For less serious issues, though, period coaching is a phenomenon that seems to be gaining steam at just the right time. Over the past several years, women have lobbied against the tampon tax and used “free bleeding” to protest the stigma surrounding menstruation; in turn, the women’s health space has grown exponentially, with the creation of apps that track cycles and an explosion of period products like organic tampons and period underwear.

“I’ve seen a real shift in the energy around this conversation,” agrees Vitti. “There’s so much appetite for it … [Women] have let go of so many taboos.”

This is also evident with the creation of places like LOOM, a community center that provides services around pregnancy, parenting and reproductive empowerment, that opened in Los Angeles last year.

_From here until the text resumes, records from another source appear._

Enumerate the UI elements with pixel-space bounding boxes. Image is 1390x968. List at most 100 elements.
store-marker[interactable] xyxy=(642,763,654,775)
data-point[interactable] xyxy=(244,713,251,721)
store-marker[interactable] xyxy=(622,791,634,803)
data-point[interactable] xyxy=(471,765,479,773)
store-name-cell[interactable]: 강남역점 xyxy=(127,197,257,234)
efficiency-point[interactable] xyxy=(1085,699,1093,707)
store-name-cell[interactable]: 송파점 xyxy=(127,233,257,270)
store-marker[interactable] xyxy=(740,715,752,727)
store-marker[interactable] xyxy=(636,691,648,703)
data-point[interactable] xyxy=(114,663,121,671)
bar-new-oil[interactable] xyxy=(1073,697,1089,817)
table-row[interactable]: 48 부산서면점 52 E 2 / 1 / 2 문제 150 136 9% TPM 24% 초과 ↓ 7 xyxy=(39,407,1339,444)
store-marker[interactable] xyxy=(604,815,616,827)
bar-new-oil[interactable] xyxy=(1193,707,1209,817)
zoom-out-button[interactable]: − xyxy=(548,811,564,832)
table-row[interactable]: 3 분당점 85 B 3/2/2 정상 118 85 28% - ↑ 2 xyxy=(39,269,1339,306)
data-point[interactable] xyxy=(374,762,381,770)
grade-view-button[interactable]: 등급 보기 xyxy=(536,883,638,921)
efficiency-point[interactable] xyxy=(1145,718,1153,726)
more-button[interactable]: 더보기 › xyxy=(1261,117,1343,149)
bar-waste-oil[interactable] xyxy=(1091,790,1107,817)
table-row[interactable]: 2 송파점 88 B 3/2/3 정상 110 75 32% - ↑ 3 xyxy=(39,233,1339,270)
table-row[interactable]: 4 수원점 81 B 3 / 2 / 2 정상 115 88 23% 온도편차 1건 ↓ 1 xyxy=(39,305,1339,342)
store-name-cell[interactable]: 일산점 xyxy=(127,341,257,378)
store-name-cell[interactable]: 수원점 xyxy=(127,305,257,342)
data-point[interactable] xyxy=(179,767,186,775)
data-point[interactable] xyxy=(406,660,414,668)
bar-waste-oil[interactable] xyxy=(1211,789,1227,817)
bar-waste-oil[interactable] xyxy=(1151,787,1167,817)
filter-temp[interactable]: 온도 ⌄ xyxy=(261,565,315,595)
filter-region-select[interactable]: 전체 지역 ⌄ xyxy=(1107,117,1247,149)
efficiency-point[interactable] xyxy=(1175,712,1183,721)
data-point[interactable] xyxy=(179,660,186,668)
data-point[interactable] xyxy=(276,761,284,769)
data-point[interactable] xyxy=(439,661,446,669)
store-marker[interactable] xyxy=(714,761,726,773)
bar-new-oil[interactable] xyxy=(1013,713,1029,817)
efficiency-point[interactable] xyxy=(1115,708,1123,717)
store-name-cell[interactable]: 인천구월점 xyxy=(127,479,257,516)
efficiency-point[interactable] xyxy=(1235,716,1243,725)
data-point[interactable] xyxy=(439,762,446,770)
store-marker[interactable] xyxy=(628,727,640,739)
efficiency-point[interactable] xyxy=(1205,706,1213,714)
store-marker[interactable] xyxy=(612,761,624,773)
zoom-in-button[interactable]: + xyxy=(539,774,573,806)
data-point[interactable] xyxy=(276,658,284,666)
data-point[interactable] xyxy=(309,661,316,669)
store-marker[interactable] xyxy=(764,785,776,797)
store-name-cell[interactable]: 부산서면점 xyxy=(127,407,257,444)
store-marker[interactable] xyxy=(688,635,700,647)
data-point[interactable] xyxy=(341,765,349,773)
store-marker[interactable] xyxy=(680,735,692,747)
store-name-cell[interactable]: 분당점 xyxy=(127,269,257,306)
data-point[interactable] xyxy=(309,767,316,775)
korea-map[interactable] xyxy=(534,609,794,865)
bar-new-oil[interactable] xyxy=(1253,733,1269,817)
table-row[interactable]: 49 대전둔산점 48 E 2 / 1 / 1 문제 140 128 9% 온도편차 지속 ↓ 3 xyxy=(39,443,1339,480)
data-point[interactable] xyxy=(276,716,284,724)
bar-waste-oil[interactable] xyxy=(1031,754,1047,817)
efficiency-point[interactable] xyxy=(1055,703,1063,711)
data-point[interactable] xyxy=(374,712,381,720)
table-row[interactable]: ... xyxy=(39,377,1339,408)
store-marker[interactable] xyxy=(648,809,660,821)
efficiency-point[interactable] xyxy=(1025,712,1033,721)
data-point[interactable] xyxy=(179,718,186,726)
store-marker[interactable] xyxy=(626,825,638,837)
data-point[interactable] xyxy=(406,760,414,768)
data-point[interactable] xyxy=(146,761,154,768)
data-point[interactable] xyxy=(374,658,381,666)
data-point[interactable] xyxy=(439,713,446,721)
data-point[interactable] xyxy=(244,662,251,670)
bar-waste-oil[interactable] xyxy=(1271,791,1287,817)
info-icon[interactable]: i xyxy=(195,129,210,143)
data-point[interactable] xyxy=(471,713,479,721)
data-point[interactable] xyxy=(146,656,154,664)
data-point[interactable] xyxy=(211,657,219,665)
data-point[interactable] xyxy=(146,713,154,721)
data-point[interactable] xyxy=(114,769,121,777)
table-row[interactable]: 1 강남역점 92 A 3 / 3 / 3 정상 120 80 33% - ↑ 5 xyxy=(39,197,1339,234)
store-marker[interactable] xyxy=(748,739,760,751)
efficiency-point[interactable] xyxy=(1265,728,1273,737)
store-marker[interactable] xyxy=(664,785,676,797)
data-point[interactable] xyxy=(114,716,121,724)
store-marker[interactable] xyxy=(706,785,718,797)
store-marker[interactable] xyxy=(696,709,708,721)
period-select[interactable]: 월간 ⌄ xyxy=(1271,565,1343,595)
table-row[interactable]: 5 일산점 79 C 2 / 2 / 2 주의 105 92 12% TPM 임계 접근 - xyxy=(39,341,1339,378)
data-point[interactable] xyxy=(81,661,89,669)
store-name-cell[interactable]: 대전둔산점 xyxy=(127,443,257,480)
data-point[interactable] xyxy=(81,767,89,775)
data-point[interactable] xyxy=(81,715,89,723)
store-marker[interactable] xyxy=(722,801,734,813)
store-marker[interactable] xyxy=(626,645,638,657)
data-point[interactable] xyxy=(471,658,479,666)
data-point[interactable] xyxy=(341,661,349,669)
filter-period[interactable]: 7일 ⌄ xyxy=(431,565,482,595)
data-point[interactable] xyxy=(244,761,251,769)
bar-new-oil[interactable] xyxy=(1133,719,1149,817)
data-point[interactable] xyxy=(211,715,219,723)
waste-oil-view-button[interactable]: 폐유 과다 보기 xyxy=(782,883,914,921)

Originally, LOOM’s focus was solely pregnancy and parenting, but at the last-minute co-founder Erica Chidi Cohen, a doula and health educator, added a class about sex, body, and the menstrual cycle for women who aren’t mothers and don’t necessarily want to be. To her surprise, it became one of their most popular. Cohen soon noticed that many of the women in class were discussing their period issues and began working on a period coaching program that launched this March.

Cohen also used to deal with difficult periods, but says that through diet and lifestyle adjustments she now has easy cycles.
“The information is available in a lot of naturopathic and medical textbooks,” she explains. “But as women, we have such little access to that information and are walking around with very little knowledge about our bodies.”

LOOM has a resident OB/GYN who’s reviewed their program, and both Vitti and Jardim emphasize that coaching should happen in tandem with advice from your gynecologist. “I look at women’s health care as a triangle,” says Vitti. “The patient is on top; one corner is her OB/GYN, and the other is her [coach].”

Barbieri, meanwhile, has tried to integrate some holistic period coaching practices into her own work as a physician. She believes many menstrual issues, such as painful, irregular or heavy periods, are the symptom of a certain hormonal state and dietary adjustments can help manage them. “More than a third of our patients are using supplements and complementary methods of healing, so the interest is rising in the conventional medical world,” she says.

As for period coaches: “For any of us to change we need ongoing support,” Barbieri says. “But once you learn practices that lead to optimum health in general, a regular period should be a side effect.”